Best Practices for 3D Printing

When I first got a 3D printer, I was a little disappointed with the print quality, to be honest. But after using it for a while and fine-tuning some of the settings, I've started to get better results and a sense for what works and what doesn't. I'll share some tips and tricks, and hopefully they'll be useful to others. I have a ROBO3D and use Repetier-Host and Slic3r software but I expect these tips to be widely applicable for 3D printing, especially with poly-lactic acid (PLA).

As mentioned above, I got better results once I adopted these practices.

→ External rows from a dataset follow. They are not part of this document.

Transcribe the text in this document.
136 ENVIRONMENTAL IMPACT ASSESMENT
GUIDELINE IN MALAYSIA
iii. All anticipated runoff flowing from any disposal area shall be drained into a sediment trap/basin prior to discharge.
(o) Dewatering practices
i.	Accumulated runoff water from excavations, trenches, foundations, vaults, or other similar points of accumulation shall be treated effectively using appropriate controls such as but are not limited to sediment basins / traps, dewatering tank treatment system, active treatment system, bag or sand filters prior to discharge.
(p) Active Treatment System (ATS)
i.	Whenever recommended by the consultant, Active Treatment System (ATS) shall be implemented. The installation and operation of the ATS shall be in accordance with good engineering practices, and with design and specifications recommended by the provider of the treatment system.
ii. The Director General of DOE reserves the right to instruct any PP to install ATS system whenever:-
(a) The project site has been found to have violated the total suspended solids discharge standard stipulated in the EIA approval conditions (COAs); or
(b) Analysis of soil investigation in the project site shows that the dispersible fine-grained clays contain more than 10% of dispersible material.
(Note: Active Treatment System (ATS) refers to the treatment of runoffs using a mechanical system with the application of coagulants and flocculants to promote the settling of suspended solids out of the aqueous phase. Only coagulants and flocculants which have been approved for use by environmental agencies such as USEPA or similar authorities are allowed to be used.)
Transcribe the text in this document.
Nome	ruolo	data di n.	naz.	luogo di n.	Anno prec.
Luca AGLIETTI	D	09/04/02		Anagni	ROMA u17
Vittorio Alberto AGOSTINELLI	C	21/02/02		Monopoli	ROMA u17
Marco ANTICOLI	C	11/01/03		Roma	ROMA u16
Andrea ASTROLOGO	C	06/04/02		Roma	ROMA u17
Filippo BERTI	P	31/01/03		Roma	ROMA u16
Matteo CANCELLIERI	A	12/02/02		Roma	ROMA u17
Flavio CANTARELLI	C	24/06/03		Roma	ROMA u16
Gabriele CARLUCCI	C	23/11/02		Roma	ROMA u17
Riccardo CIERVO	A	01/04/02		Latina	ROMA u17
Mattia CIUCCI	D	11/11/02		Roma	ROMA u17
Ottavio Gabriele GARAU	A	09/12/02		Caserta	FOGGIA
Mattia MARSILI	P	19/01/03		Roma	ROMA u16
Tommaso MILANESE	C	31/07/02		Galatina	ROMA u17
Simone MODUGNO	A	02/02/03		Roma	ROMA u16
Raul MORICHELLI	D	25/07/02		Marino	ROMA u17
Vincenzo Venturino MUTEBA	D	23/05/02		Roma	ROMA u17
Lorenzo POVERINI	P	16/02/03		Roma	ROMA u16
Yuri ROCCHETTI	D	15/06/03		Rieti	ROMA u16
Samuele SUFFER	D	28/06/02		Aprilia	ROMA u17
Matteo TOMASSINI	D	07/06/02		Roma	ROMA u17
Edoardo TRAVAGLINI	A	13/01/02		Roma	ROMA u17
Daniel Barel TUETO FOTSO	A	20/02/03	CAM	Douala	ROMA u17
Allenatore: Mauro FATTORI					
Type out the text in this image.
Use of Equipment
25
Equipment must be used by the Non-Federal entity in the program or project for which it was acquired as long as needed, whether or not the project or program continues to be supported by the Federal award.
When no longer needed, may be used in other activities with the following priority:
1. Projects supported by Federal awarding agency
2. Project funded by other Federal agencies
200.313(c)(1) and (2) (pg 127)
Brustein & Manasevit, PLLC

  1. Precision is important. Get a pair of calipers and feeler gauges. I used feeler gauges to level the bed and set the zero height on the z-axis (0.05 mm). I used calipers to measure the true diameter of my filament (which differed from the nominal diameter of 1.75, but it is sold by weight, so I don't think the supplier was ripping people off) and enter that in the software. Calipers are also handy to have if you want your printed pieces to fit with some existing object.
  2. Set the slicing software (i.e. Slic3r) to avoid crossing perimeters when not printing to avoid hot filament continuing to drip and producing a "spider web" effect.
  3. The initial layer seems to work better at a greater thickness (e.g. 0.35 mm). Other layers can be set at 0.1 or 0.2 mm for fine-grained detail.
  4. If you make your own designs, consider "printability"; for example, try to keep the widest dimensions at the base whenever possible.
  5. An effective surface for printing is blue painter's tape liberally wiped/wetted with rubbing alcohol (isopropyl). The painter's tape can be peeled off the print bed to assist with removing the finished piece smoothly. I haven't looked into why the isopropyl alcohol works, but it does seem to make a difference.
  6. Consider doing some post-processing. At a minimum carefully clip away stray strands of plastic with scissors or a knife. A more advanced possibility (exercise extreme caution) is to use a heat gun to partially melt the outer layers for a smoother appearance. I've heard of people getting the same effect on ABS printed pieces with acetone.
  7. Something I'm starting to get more experience with is the necessary tolerances that a design should have. If you are making moving parts that need to fit together (e.g. a shaft and a hole), the inner part needs to have smaller dimensions than the outer. As a starting value, I'd recommend that the diameter of the inner part be at least 0.4 mm smaller than the diameter of the outer part—or be prepared to shave them down after printing until they fit.
  8. Temperature of the print head isn't something I've spent a lot of time adjusting, but other people say it can be important. I use a temperature of 185ˆC (except for the first layer), but apparently filament from different suppliers works better at different temperatures. When the print head is too hot, it can continue to drip plastic even when it is moving over areas that it is not supposed to be printing on.